Sea-level rise higher than expected
22 June 2009
Current carbon dioxide (CO2) levels in the atmosphere may commit us to sea-level rises of up to 25 metres, says new research based on a comparison of Antarctic ice temperature records with new sea-level data from the Red Sea.
The findings predict a sea-level rise much higher than the seven metres estimated by previous models and the Intergovernmental Panel on Climate Change (IPCC).
The changes in temperature and atmospheric CO2 are well documented for the past hundreds of thousands of years. The same cannot be said about sea-level changes. 'Not much is known about long-term sea-level changes in response to global warming,' says Professor Eelco Rohling, from the National Oceanography Centre, Southampton.
In a new report published today in Nature Geoscience, Rohling presents a new detailed record of 520,000 years of sea-level change, based on data collected from the bottom of the Red Sea.
'These real measurements from past times can be used as reality-checks for models, and this will help improve the quality of predictions for the future.'
Professor Eelco Rohling,
National Oceanography Centre, Southampton
The team analysed around 2000 foraminifer shells. Foraminifers are tiny organisms that have lived in the oceans for millions of years. By studying changes in the oxygen chemistry of the shells, the scientists can tell how sea level has in the Red Sea for the past 520,000 years.
The Red Sea is perfect for this kind of study because it has 'a very simple water cycle, with no major rivers running to it and only a narrow connection to the Indian Ocean,' explains Rohling.
The new record of sea-level changes matches Antarctic ice temperatures almost point by point - when the temperature goes up, the sea levels rise, when the climate cools down, ice caps expand and the oceans recede.

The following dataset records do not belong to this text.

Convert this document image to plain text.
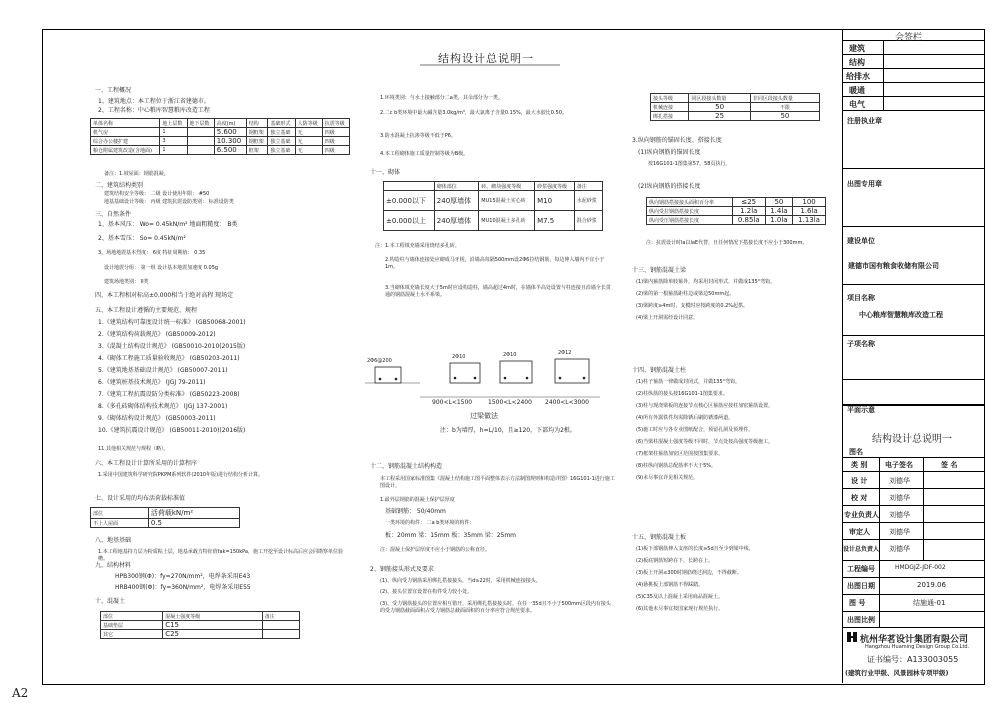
A2
结构设计总说明一
一、工程概况
1、建筑地点：本工程位于浙江省建德市。
2、工程名称：中心粮库智慧粮库改造工程
单体名称	地上层数	地下层数	高度(m)	结构	基础形式	人防等级	抗震等级
机气房	1		5.600	钢框架	独立基础	无	四级
综合办公楼扩建	3		10.300	钢框架	独立基础	无	四级
粮仓附属建筑改造(含地面)	1		6.500	框架	独立基础	无	四级
备注：1.坡屋面：钢筋混凝。
二、建筑结构类别
建筑结构安全等级： 二级 设计使用年限： #50
地基基础设计等级： 丙级 建筑抗震设防类别： 标准设防类
三、自然条件
1、基本风压： Wo= 0.45kN/m² 地面粗糙度： B类
2、基本雪压： So= 0.45kN/m²
3、场地地震基本烈度： 6度 特征周期值： 0.35
设计地震分组： 第一组 设计基本地震加速度 0.05g
建筑场地类别： II类
四、本工程相对标高±0.000相当于绝对高程 现场定
五、本工程设计遵循的主要规范、规程
1.《建筑结构可靠度设计统一标准》 (GB50068-2001)
2.《建筑结构荷载规范》 (GB50009-2012)
3.《混凝土结构设计规范》 (GB50010-2010(2015版)
4.《砌体工程施工质量验收规范》 (GB50203-2011)
5.《建筑地基基础设计规范》 (GB50007-2011)
6.《建筑桩基技术规范》 (JGJ 79-2011)
7.《建筑工程抗震设防分类标准》 (GB50223-2008)
8.《多孔砖砌体结构技术规范》 (JGJ 137-2001)
9.《砌体结构设计规范》 (GB50003-2011)
10.《建筑抗震设计规范》 (GB50011-2010)(2016版)
11.其他相关规范与规程（略）。
六、本工程设计计算所采用的计算程序
1.采用中国建筑科学研究院PKPM系列软件(2010年版)进行结构分析计算。
七、设计采用的均布活荷载标准值
部位	活荷载kN/m²
不上人屋面	0.5
八、地基基础
1.本工程地基持力层为粉质粘土层，地基承载力特征值fak=150kPa，施工开挖至设计标高后应会同勘察单位验槽。
九、结构材料
HPB300钢(Φ)：fy=270N/mm²，电焊条采用E43
HRB400钢(Φ)：fy=360N/mm²，电焊条采用E55
十、混凝土
部位	混凝土强度等级	备注
基础垫层	C15	
其它	C25	
1.环境类别：与水土接触部分二a类，其余部分为一类。
2.二c b类环境中最大碱含量3.0kg/m³，最大氯离子含量0.15%，最大水胶比0.50。
3.防水混凝土抗渗等级不低于P6。
4.本工程砌体施工质量控制等级为B级。
十一、砌体
	砌体部位	砖、砌块强度等级	砂浆强度等级	备注
±0.000以下	240厚墙体	MU15混凝土实心砖	M10	水泥砂浆
±0.000以上	240厚墙体	MU10混凝土多孔砖	M7.5	混合砂浆
注：1.本工程填充墙采用烧结多孔砖。
2.构造柱与墙体连接处应砌成马牙槎，沿墙高每隔500mm设2Φ6拉结钢筋，每边伸入墙内不宜小于1m。
3.当砌体填充墙长度大于5m时应设构造柱，墙高超过4m时，在墙体半高处设置与柱连接且沿墙全长贯通的钢筋混凝土水平系梁。
2Φ6@200
2Φ10	2Φ10	2Φ12
900<L<1500	1500<L<2400 2400<L<3000
过梁做法
注：b为墙厚，h=L/10，且≥120，下部均为2根。
十二、钢筋混凝土结构构造
本工程采用国家标准图集《混凝土结构施工图平面整体表示方法制图规则和构造详图》16G101-1进行施工图设计。
1.最外层钢筋的混凝土保护层厚度
基础钢筋： 50/40mm
一类环境的构件： 二a b类环境的构件：
板：20mm 梁：15mm 板：35mm 梁：25mm
注：混凝土保护层厚度不应小于钢筋的公称直径。
2、钢筋接头形式及要求
(1)、纵向受力钢筋采用绑扎搭接接头，当d≥22时，采用机械连接接头。
(2)、接头位置宜设置在构件受力较小处。
(3)、受力钢筋接头的位置应相互错开，采用绑扎搭接接头时，在任一35d且不小于500mm区段内有接头的受力钢筋截面面积占受力钢筋总截面面积的百分率应符合规范要求。
接头等级	同区段接头数量	非同区段接头数量
机械连接	50	不限
绑扎搭接	25	50
3.纵向钢筋的锚固长度、搭接长度
(1)纵向钢筋的锚固长度
按16G101-1图集第57、58页执行。
(2)纵向钢筋的搭接长度
纵向钢筋搭接接头面积百分率	≤25	50	100
纵向受拉钢筋搭接长度	1.2la	1.4la	1.6la
纵向受压钢筋搭接长度	0.85la	1.0la	1.13la
注：抗震设计时la以laE代替，且任何情况下搭接长度不应小于300mm。
十三、钢筋混凝土梁
(1)梁内箍筋除单肢箍外，均采用封闭形式，并做成135°弯钩。
(2)梁的第一根箍筋距柱边或梁边50mm起。
(3)梁跨度≥4m时，支模时应按跨度的0.2%起拱。
(4)梁上开洞需经设计同意。
十四、钢筋混凝土柱
(1)柱子箍筋一律做成封闭式，并做135°弯钩。
(2)柱纵筋的接头按16G101-1图集要求。
(3)柱与现浇梁板的连接节点核心区箍筋应按柱加密箍筋设置。
(4)所有外露铁件均需除锈后刷防锈漆两道。
(5)施工时应与各专业图纸配合，预留孔洞及预埋件。
(6)当梁柱混凝土强度等级不同时，节点处按高强度等级施工。
(7)框架柱箍筋加密区范围按图集要求。
(8)柱纵向钢筋总配筋率不大于5%。
(9)未尽事宜详见相关规范。
十五、钢筋混凝土板
(1)板下部钢筋伸入支座的长度≥5d且至少到梁中线。
(2)板底钢筋短跨在下，长跨在上。
(3)板上开洞≤300时钢筋绕过洞边，不得截断。
(4)悬挑板上部钢筋不得踩踏。
(5)C35及以上混凝土采用商品混凝土。
(6)其他未尽事宜按国家现行规范执行。
会签栏
建筑
结构
给排水
暖通
电气
注册执业章
出图专用章
建设单位
建德市国有粮食收储有限公司
项目名称
中心粮库智慧粮库改造工程
子项名称
平面示意
结构设计总说明一
图名
类 别	电子签名	签 名
设 计	刘德华
校 对	刘德华
专业负责人 刘德华
审定人	刘德华
设计总负责人 刘德华
工程编号	HMDGJZ-JDF-002
出图日期	2019.06
图 号	结施通-01
出图比例
杭州华茗设计集团有限公司
Hangzhou Huaming Design Group Co.Ltd.
证书编号：A133003055
(建筑行业甲级、风景园林专项甲级)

Because the link between temperatures and sea level has been clear in the past, differences in temperature can be used to predict future sea-level changes. 'We can assume that our observed natural relationship between CO2 and temperature, and sea level, offers a reasonable model for a future with sustained global warming,' says Rohling.
So what does the past tell us about the future?
The direct relationship between CO2 levels and global warming estimates a rise of up to 16°C in Antarctic temperatures over thousands of years for the current levels of CO2 in the atmosphere.
Rohling fed this data into his predictions for how sea level will change and found that the sea may rise a staggering 25 metres over thousands of years in response to this warming.
This value is much higher than the IPCC worst predictions of a rise of seven metres. 'Even if our 25 metres estimation is not absolutely correct, our findings suggest that the IPCC prediction is underestimated,' says Rohling.
The estimate of 25 metres sounds high, but it is in good agreement with independent data calculated for the Middle Pliocene. Back then, 3 million years ago, when CO2 levels in the atmosphere were similar to the ones we have today, the sea level was between 15 and 25 metres higher than it is now.
'These results show how important it is to develop not only models for the future, but to match that with developing detailed data for the past. These real measurements from past times can be used as reality-checks for models, and this will help improve the quality of predictions for the future,' says Rohling.
E. J. Rohling, K. Grant, M. Bolshaw, A. P. Roberts, M. Siddall, Ch. Hemleben and M. Kucera. Antarctic temperature and global sea level closely coupled over the past five glacial cycles. Nature Geosciences, published online 21 June 2009.